Allan Rodgers

1922 - 2011

Allan Rodgers, emeritus professor at The Pennsylvania State University, died at the age of 89 on April 19, 2011.

Rodgers was born in New York in 1922. He received a B.S. in economics from the City College of New York, graduating cum laude with honors in the social sciences. He served as lieutenant in the U.S. Navy during the Second World War, as a crewmember on a destroyer escort in the Atlantic Theatre. Following the war, Rodgers returned to his studies and earned both an M.A. and a Ph.D. in geography from the University of Wisconsin. He received his doctorate in 1950. His first position was as an assistant professor of geography at the University of Oklahoma, from 1948 to 1950.

Rodgers was appointed to a position in the Geography Department at Penn State in 1950, where he served until his retirement in 1988. He taught at Penn State for 38 years, serving as department head from 1963-70. Rodgers was an economic geographer with primary interests in regional economic development, industrial geography, and the economic geography of Italy, the U.S.S.R., and China.

Rodgers received numerous grants and awards throughout his career, including a research grant from the Office of Naval Research (1955-58) for work on the industrial port of Genoa, Italy; a Guggenheim Fellowship and two Fulbright Grants (1960-61) for research on the industrial geography of southern Italy; a grant in 1957 and 1960 for research on the USSR from the Inter-University Committee on Travel Grants; and a number of research grants from the Social Science Research Council and the National Science Foundation. In 1977, he was named an honorary foreign fellow of the Italian Geographical Society. In 1982-1983, he was awarded a Fulbright Lectureship for the University of Rome.

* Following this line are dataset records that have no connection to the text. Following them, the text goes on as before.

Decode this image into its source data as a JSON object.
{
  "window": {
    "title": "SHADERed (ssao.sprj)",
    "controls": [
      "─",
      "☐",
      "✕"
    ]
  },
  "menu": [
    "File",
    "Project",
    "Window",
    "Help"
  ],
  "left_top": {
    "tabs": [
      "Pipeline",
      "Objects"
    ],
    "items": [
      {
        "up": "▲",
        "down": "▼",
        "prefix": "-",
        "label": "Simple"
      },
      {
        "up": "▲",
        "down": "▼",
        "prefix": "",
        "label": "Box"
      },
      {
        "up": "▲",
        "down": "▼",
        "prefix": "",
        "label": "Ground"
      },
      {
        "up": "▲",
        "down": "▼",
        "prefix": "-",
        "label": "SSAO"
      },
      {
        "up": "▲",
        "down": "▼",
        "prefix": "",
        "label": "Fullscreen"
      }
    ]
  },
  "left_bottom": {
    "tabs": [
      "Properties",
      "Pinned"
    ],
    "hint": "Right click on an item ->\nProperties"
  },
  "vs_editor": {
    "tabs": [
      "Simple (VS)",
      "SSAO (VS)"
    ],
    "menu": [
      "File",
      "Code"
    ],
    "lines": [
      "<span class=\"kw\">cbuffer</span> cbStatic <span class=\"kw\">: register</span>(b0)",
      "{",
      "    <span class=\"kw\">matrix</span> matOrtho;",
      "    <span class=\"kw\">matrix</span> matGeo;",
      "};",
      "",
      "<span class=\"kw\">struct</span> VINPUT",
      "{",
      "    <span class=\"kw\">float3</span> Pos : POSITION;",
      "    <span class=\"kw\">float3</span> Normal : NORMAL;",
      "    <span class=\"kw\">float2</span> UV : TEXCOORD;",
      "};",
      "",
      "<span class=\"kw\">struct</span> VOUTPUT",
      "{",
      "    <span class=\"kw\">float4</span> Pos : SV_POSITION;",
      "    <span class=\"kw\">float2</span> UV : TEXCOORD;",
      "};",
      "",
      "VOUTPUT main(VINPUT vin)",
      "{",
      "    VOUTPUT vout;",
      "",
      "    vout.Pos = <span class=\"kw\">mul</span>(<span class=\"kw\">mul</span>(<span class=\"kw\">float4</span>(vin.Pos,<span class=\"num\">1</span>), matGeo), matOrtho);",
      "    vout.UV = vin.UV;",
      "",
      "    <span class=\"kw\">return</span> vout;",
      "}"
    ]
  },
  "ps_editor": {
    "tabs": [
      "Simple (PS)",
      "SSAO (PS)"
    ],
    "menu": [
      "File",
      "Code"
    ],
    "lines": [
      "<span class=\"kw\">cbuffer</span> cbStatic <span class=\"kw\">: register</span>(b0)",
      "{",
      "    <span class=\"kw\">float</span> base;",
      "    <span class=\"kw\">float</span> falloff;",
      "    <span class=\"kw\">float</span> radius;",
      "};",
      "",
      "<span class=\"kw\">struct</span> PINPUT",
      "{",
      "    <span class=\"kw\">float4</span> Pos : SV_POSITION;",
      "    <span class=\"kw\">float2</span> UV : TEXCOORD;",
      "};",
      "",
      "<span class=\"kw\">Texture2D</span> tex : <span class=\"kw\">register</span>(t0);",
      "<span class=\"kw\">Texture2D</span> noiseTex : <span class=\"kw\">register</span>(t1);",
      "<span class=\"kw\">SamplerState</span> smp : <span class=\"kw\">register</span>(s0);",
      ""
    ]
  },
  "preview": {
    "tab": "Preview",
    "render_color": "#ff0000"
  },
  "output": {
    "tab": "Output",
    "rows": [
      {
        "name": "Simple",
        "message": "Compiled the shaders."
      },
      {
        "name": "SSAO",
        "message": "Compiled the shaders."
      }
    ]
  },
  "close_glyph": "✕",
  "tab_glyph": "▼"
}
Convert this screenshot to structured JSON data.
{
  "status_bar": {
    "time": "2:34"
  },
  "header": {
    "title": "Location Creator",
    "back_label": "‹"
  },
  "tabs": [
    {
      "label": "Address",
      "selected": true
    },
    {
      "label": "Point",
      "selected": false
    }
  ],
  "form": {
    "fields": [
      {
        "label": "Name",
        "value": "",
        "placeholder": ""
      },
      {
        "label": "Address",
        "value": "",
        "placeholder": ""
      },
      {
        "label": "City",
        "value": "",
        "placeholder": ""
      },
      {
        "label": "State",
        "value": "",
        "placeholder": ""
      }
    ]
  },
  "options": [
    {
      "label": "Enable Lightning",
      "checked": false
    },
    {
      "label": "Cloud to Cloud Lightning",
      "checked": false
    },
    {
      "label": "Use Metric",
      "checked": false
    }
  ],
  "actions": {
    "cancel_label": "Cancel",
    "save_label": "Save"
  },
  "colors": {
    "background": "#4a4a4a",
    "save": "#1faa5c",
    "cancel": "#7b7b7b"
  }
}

Rodgers authored or co-authored numerous journal articles, which appeared in the Annals of the Association of American GeographersEconomic GeographyThe Geographical ReviewEssays in Geography and Economic DevelopmentThe China Geographer; and Industrial Change; in addition to those that appeared in many foreign publications. He served the discipline and academia at large as head of the Symposia Committee of the AAG; consultant to the National Science Foundation; and consultant to the U.S. Council of Graduate Schools. Rodgers also served on the writing staff of the Columbia Encyclopedia. Rodgers published The Soviet Far East: Geographical Perspectives on Development in 1990.

Rodgers served as a member of a special delegation to China in the 1980s following President Richard Nixon’s landmark trip to that country. The Penn State group in that delegation included the president of the university and several deans as well as Rodgers, and they spent several weeks as invited guests. He enjoyed the experience. “I believe that one cannot become a good teacher without extensive field and library research,” he told his co-worker E. Willard Miller for the history book The College of Earth Mineral Sciences at Penn State in 1992. During an active retirement, Rodgers gave invited lectures at several universities in The People’s Republic of China.